Everyone is going through something, even when they're smiling. If that sounds like you, I hope reading this helps.

 

Our experiences were very different and yet there was a surprising amount of overlap. We both sought to build a life rooted in meaning and our values, even with extreme limitations and traumatic losses.


Knox’s epiphany made me think of Viktor Frankl’s Man’s Search For Meaning, a book about his experiences in Nazi concentration camps. In it, Frankl wrote, “When we are no longer able to change a situation, we are challenged to change ourselves.” Changing ourselves is exactly what Knox is writing about. Her epiphany sounds like a complete change of perspective.

My change of perspective came from devouring essays and books on Disability Justice and being in spaces with other disabled people. This new knowledge and perspective changed the way I viewed myself and my disability. In addition, I began to understand through meditation that all I had before me was the present moment. This extreme flare of my illness had felt like a departure from my life. But it was my life. It was all my life. Even if I was living it from my bed.

I’m so grateful that Knox shared her experience with us.

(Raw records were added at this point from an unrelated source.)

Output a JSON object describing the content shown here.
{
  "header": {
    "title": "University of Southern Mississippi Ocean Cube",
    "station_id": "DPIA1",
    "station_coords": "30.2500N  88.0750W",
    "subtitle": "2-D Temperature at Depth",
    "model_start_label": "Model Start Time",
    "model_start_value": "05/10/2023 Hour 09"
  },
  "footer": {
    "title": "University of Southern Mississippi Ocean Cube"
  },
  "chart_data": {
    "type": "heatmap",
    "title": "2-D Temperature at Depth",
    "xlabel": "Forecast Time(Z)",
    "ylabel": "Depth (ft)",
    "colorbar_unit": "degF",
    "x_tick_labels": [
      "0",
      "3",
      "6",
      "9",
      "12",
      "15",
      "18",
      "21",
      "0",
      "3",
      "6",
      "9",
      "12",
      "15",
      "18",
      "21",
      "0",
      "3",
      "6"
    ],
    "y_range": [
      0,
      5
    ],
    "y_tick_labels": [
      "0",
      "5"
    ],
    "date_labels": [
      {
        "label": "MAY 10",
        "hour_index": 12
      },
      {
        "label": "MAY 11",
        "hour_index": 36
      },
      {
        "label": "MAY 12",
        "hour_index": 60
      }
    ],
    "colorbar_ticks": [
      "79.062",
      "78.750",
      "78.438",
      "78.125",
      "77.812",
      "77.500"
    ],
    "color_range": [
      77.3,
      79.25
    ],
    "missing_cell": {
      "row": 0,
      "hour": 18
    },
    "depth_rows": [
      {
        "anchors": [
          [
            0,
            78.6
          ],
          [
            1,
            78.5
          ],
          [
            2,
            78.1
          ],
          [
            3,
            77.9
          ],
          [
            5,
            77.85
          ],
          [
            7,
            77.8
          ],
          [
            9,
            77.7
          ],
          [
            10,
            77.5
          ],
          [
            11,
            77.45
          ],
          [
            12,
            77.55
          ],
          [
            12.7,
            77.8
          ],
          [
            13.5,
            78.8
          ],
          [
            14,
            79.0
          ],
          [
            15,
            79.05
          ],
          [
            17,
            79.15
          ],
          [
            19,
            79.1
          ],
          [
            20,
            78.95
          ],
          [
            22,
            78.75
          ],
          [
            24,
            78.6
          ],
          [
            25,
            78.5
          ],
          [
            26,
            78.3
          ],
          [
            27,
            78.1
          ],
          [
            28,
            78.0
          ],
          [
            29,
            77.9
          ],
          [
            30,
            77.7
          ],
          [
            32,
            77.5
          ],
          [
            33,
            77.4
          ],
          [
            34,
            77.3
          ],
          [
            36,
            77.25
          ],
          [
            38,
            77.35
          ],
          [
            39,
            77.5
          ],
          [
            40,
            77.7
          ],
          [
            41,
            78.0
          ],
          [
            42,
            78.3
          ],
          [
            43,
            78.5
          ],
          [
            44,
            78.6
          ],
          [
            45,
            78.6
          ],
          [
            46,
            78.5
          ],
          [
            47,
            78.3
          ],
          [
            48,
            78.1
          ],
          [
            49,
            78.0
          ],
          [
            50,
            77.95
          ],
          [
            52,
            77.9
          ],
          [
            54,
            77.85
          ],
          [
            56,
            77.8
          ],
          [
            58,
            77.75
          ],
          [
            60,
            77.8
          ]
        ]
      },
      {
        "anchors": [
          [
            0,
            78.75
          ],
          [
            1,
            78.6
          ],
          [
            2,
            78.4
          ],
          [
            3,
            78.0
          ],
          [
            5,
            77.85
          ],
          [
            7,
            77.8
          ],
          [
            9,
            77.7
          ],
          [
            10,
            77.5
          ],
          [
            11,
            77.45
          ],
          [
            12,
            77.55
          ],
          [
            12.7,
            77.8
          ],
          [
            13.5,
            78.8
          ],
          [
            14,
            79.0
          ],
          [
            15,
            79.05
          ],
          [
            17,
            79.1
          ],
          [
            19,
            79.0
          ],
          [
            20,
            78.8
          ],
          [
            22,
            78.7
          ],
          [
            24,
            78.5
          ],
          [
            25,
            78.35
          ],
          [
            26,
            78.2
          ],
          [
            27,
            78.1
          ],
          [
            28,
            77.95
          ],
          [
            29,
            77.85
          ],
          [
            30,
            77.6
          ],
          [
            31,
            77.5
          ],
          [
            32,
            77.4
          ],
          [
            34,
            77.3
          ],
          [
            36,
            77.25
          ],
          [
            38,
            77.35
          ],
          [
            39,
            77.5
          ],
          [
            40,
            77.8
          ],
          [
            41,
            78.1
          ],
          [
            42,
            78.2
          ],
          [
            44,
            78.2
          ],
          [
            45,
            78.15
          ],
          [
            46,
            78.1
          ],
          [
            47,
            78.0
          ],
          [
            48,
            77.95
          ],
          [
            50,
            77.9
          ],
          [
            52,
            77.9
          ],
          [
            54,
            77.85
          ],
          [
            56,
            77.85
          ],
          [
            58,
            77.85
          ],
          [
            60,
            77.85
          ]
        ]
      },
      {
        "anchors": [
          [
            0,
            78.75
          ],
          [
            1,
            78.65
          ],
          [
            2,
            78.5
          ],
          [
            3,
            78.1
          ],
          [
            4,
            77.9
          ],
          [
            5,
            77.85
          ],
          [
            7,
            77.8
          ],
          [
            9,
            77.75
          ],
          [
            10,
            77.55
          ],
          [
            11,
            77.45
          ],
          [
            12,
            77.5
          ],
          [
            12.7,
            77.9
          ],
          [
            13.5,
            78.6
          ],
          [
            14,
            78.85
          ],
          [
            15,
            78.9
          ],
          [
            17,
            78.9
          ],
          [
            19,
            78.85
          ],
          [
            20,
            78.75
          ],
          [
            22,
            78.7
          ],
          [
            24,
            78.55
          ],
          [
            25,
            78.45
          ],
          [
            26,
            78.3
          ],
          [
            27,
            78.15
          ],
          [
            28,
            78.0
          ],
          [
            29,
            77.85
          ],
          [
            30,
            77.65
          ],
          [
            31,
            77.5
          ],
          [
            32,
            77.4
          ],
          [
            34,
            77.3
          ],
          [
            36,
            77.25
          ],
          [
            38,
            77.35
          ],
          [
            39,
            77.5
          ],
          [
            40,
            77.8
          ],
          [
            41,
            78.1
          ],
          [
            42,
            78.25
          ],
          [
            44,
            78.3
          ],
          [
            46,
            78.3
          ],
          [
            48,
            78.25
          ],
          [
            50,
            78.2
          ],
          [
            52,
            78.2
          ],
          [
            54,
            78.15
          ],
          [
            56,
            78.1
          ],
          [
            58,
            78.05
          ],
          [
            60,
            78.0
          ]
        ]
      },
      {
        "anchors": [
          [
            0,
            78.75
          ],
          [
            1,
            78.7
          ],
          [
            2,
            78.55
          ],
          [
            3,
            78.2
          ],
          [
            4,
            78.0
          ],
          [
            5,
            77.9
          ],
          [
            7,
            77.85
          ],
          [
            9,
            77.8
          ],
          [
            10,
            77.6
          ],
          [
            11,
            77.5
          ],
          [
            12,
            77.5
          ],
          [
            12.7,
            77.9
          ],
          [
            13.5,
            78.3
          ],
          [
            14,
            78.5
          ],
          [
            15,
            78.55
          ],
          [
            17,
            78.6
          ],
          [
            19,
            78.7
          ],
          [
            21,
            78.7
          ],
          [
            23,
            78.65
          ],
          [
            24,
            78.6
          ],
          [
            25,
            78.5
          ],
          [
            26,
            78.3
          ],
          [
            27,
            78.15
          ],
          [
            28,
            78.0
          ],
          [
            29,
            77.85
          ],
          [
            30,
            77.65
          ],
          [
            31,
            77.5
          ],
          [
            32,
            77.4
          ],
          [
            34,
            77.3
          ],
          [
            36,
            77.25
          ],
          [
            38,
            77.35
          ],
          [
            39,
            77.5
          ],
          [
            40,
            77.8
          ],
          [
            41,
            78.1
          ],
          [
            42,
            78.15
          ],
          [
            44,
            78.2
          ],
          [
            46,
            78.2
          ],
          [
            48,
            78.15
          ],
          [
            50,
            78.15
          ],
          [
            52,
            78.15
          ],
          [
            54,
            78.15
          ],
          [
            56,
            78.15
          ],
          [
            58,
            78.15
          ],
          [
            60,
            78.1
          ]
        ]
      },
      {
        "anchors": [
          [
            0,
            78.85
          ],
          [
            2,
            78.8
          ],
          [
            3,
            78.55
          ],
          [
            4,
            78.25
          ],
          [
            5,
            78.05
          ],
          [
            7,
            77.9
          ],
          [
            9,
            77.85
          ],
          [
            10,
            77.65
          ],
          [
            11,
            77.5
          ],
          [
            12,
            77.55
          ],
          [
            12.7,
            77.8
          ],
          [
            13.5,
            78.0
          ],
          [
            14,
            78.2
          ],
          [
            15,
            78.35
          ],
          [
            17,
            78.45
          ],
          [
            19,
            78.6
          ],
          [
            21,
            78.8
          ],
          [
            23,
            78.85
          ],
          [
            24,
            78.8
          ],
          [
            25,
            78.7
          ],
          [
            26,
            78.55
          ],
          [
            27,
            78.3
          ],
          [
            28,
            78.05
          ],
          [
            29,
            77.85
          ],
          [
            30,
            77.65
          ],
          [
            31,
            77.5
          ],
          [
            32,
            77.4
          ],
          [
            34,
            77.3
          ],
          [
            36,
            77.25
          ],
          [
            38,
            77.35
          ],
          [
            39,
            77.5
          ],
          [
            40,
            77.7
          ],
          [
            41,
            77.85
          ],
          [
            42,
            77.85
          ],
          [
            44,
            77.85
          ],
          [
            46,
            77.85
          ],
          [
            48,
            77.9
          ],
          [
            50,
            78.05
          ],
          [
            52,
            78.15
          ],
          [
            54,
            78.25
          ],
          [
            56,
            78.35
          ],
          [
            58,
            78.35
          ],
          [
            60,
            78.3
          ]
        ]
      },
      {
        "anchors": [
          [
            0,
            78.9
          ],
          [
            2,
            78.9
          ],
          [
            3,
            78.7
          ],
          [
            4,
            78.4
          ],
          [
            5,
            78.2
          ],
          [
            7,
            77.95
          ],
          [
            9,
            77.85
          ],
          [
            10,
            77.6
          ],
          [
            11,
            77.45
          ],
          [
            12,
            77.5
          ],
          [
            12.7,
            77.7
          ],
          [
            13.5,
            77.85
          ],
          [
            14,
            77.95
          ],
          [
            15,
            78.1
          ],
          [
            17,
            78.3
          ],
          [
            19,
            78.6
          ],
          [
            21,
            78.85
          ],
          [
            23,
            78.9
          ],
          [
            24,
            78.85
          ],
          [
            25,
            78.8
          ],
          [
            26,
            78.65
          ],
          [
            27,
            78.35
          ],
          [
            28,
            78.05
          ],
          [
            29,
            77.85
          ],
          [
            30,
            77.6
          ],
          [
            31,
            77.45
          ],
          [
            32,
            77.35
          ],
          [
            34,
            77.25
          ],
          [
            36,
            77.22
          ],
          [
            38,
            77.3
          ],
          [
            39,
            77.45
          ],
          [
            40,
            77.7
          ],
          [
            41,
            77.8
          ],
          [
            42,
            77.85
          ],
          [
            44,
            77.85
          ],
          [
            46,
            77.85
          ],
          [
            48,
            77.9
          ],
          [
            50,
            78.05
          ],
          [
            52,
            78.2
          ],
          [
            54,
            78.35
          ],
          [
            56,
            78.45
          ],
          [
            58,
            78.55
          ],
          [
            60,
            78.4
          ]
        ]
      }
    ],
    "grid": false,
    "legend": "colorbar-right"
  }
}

Seeing glimpses of ourselves in each other helps us to feel less alone. Seeing people in situations some may consider unimaginable, describing their process of finding meaning is powerful and valuable. Many of us are suffering, in ways big and small. I think we thrive when we are able to hold our suffering in community.

Like many global citizens, at some point, over the last sixteen years I’d read about her case. I had never before considered our similarities. Seeing the reaction to her thread, it seems many people hadn’t. So thank you, Amanda Knox, seeing the ways we are more similar than different is an important message. It’s empowering to know we’re all walking our own tightropes across a bottomless foggy abyss.